The mushrooms are edible but are known to cause allergic reactions in some people. If you are eating wood blewit mushrooms for the first time, then be sure to start with a small amount.
They are best enjoyed as an omelet filling, sautéed in butter, or stews.
9. Black Trumpet Mushrooms
These odd-looking mushrooms make up for what they lack in appearance with their rich and smoky flavor.
Black trumpets are highly sought after mushrooms. They are quite easy and safe to identify, even for beginners, because they don’t have any poisonous lookalikes.
Fresh black trumpets are delicious sauteed or added to pasta sauce. You can grind dried black trumpet mushrooms into a powder that adds flavor to sauces, rice, soups, meats, and vegetables.
10. Hedgehog Mushrooms
Hedgehog mushrooms also go by the name sweet tooth mushrooms. They are among the common mushrooms that are safe to pick in the wild as they don’t have poisonous lookalikes.
Their sweet and nutty taste makes them perfect for culinary purposes, including sautéing, boiling, and baking. For example, you can bake them into tarts, add them to stews and soups, or sautée and serve them over steak.
11. Enoki Mushrooms
Enoki mushrooms (also known as snow puff) are commonly found in grocery stores and are often used in Asian cooking.
These mushroom grow in clusters of long string-like stems with small caps. Their crunchy texture and mild flavor make them a good addition to meat dishes, soups, salads. You can also use them as a garnish.
12. Morel Mushrooms
Morel mushrooms have an egg-shaped cap with a unique honeycomb appearance.
Morels are edible mushrooms and are better enjoyed when sautéed in butter. They are great additions to poultry soups and dishes, and can also be used as pasta fillings.
Keep in mind that there are poisonous lookalikes called false morels, so you need to be careful while hunting for them. See our article about how to tell the difference between true morels and false morels for more information.
13. Chicken of the Woods Mushrooms
Laetiporus, commonly called chicken of the woods mushroom, is an edible fungus found across the world.
The mushroom is not called chicken of the woods for nothing. It has a distinct chicken taste and you can cook it in the same way you would prepare chicken.
Chicken of the woods mushrooms are used in place of meat in vegetarian dishes. Although this mushroom is safe and easily recognized, be sure to cook it before eating. Eating it raw may result in adverse effects.

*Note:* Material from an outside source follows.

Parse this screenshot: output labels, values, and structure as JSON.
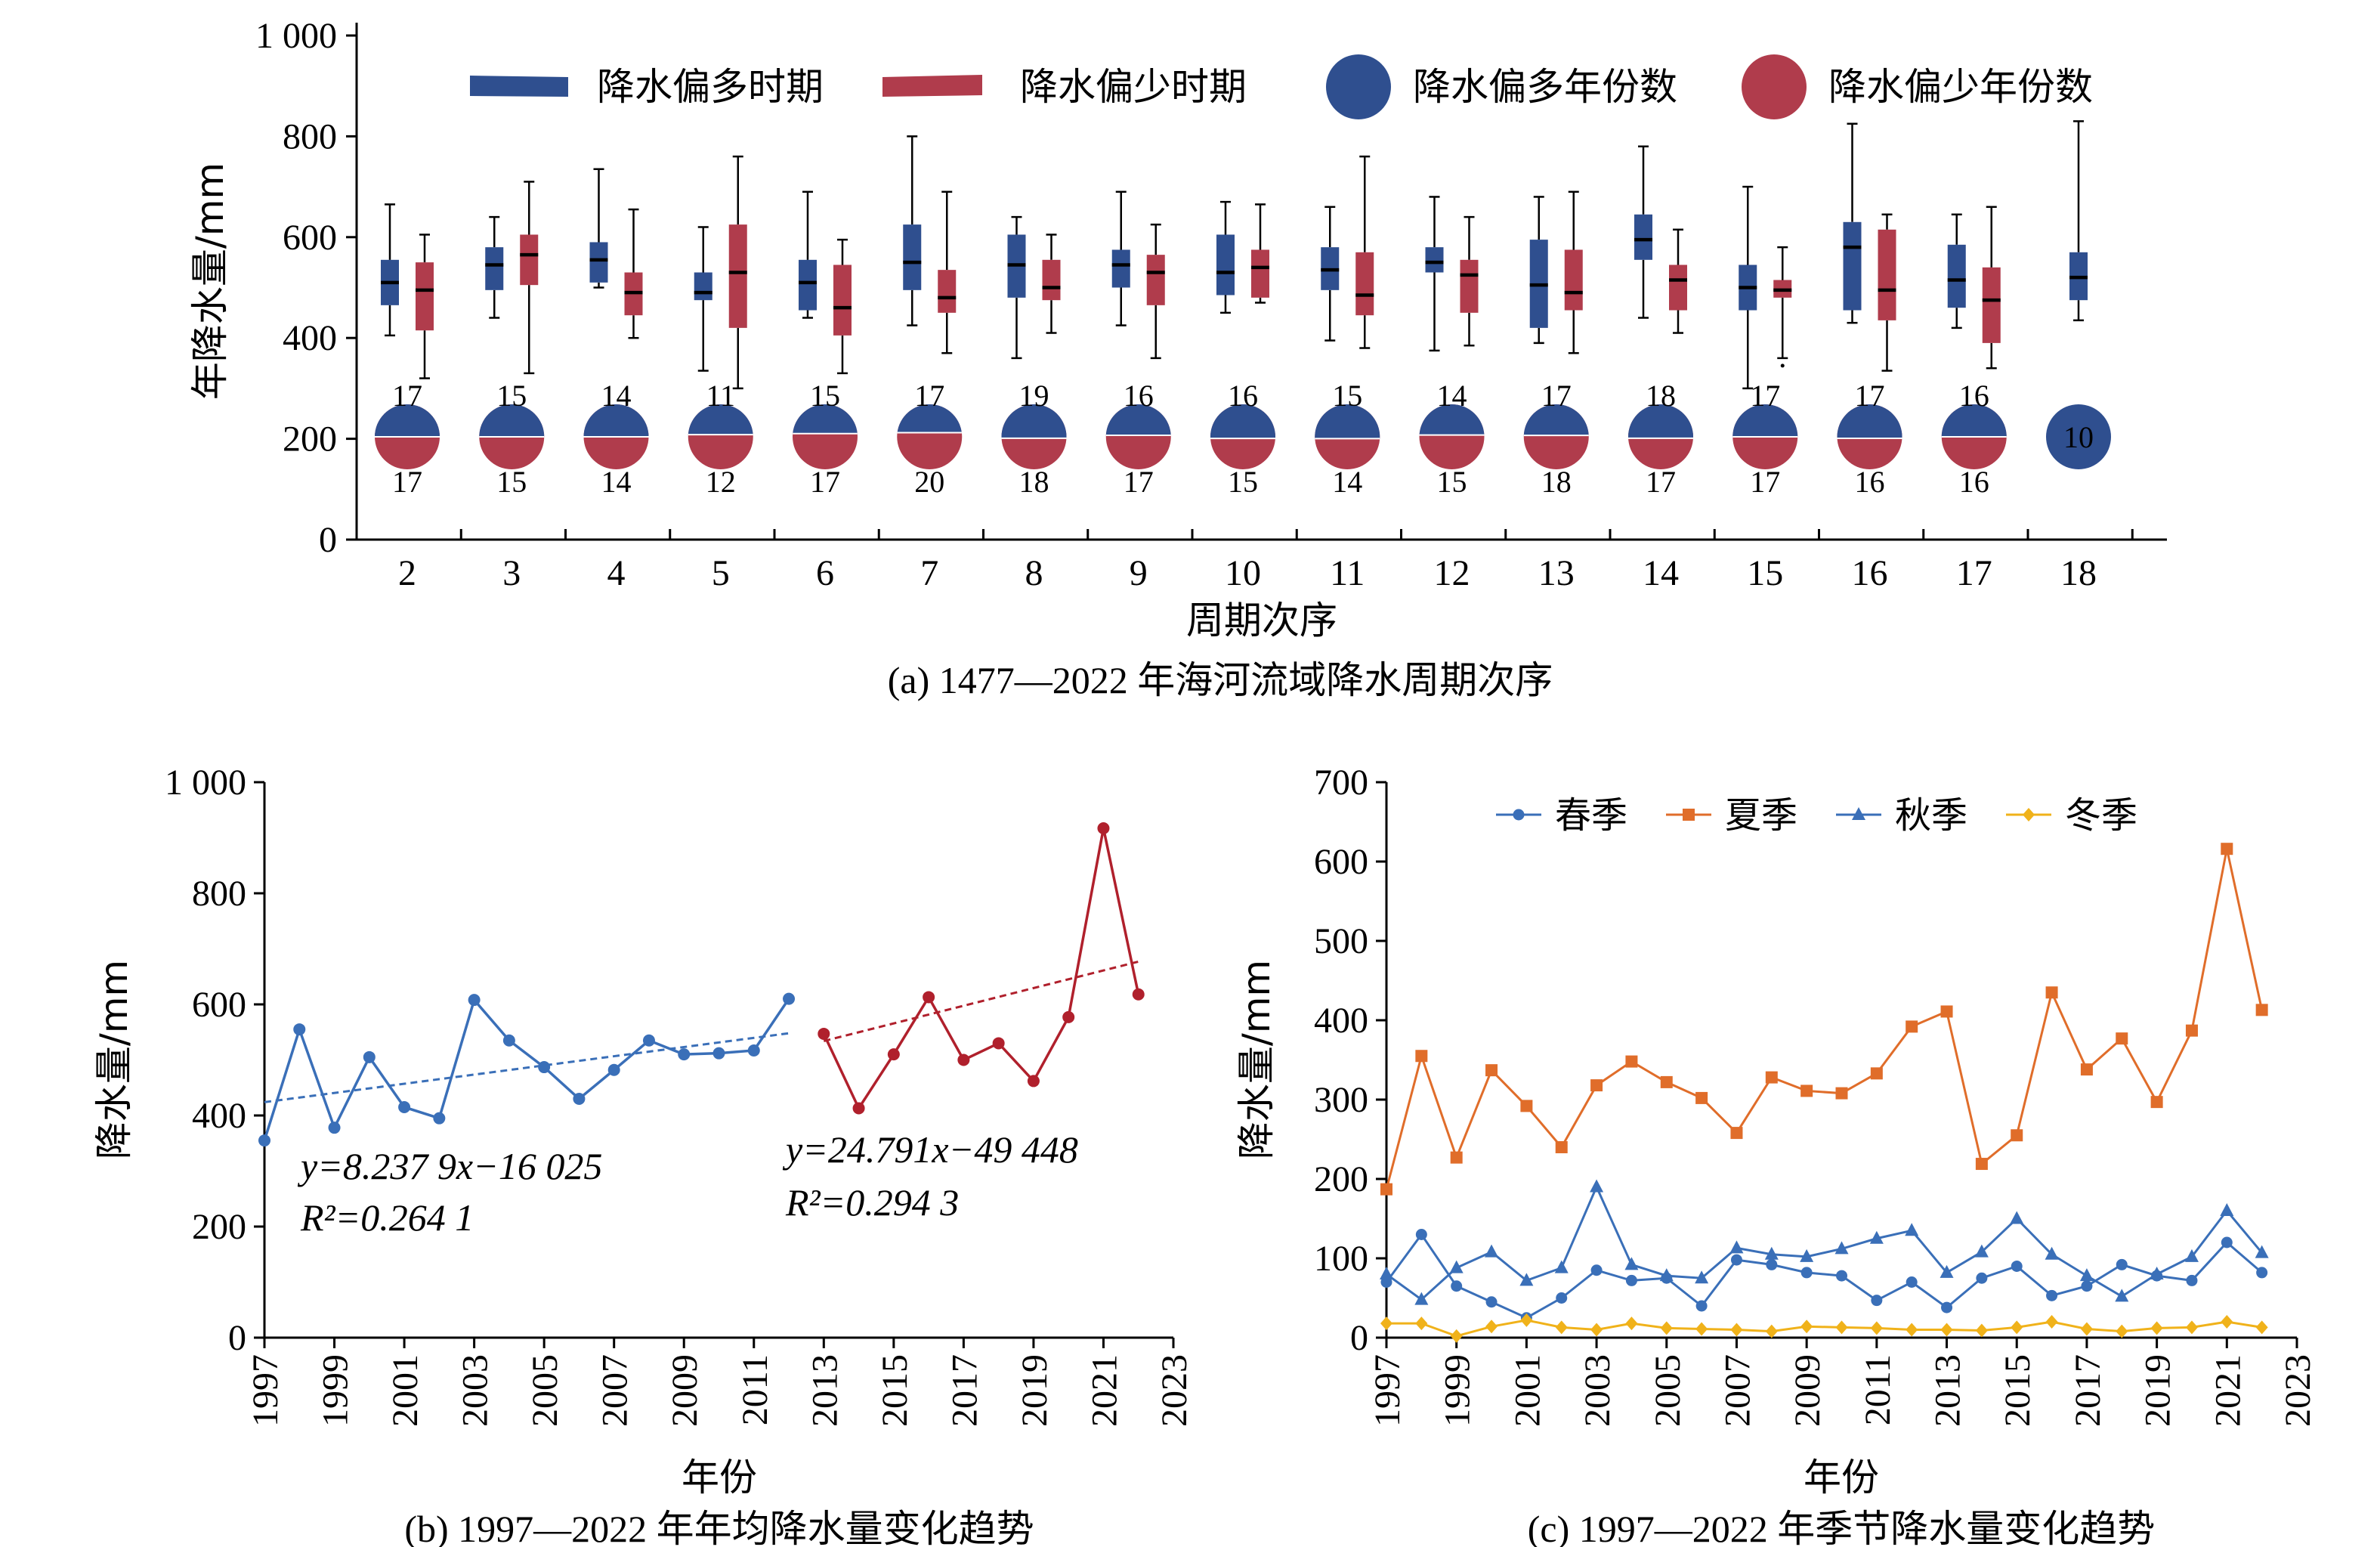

If you’re lucky enough to find some chicken of the woods, then be sure to see our article Five Great Chicken of the Woods Recipe Ideas for some ideas on how to cook this mushrooom.
14. Reishi Mushrooms
Reishi is a tough, woody, and bitter fungus that grows at the base of trees.
These mushrooms take the lead when it comes to medicinal fungi. The mushroom has been used in traditional medicine for thousands of years in Asian countries.
Although it is listed among the common mushrooms, its uses are not common in any way. The fungus has been purported to reduce stress, lessen fatigue, improve sleep, and enhance the immune system. Reishi has also been used by people with cancer and HIV/AIDS.
See our article Ten Healthy Reasons to Add Reishi to Your Diet for more details.
15. Lion’s Mane Mushrooms
These mushrooms are fairly large, white, globe-shaped fungi with long hairy spines.
Lion’s mane is both medicinal and edible. Its chewy texture combined with its sweet flavor is similar to crab or lobster meat.
Like the Reishi, Lion’s mane mushrooms can produce some incredible health benefits, including relieving mild symptoms of anxiety and depression, protection against dementia, reducing the risks of heart disease, and reducing inflammation.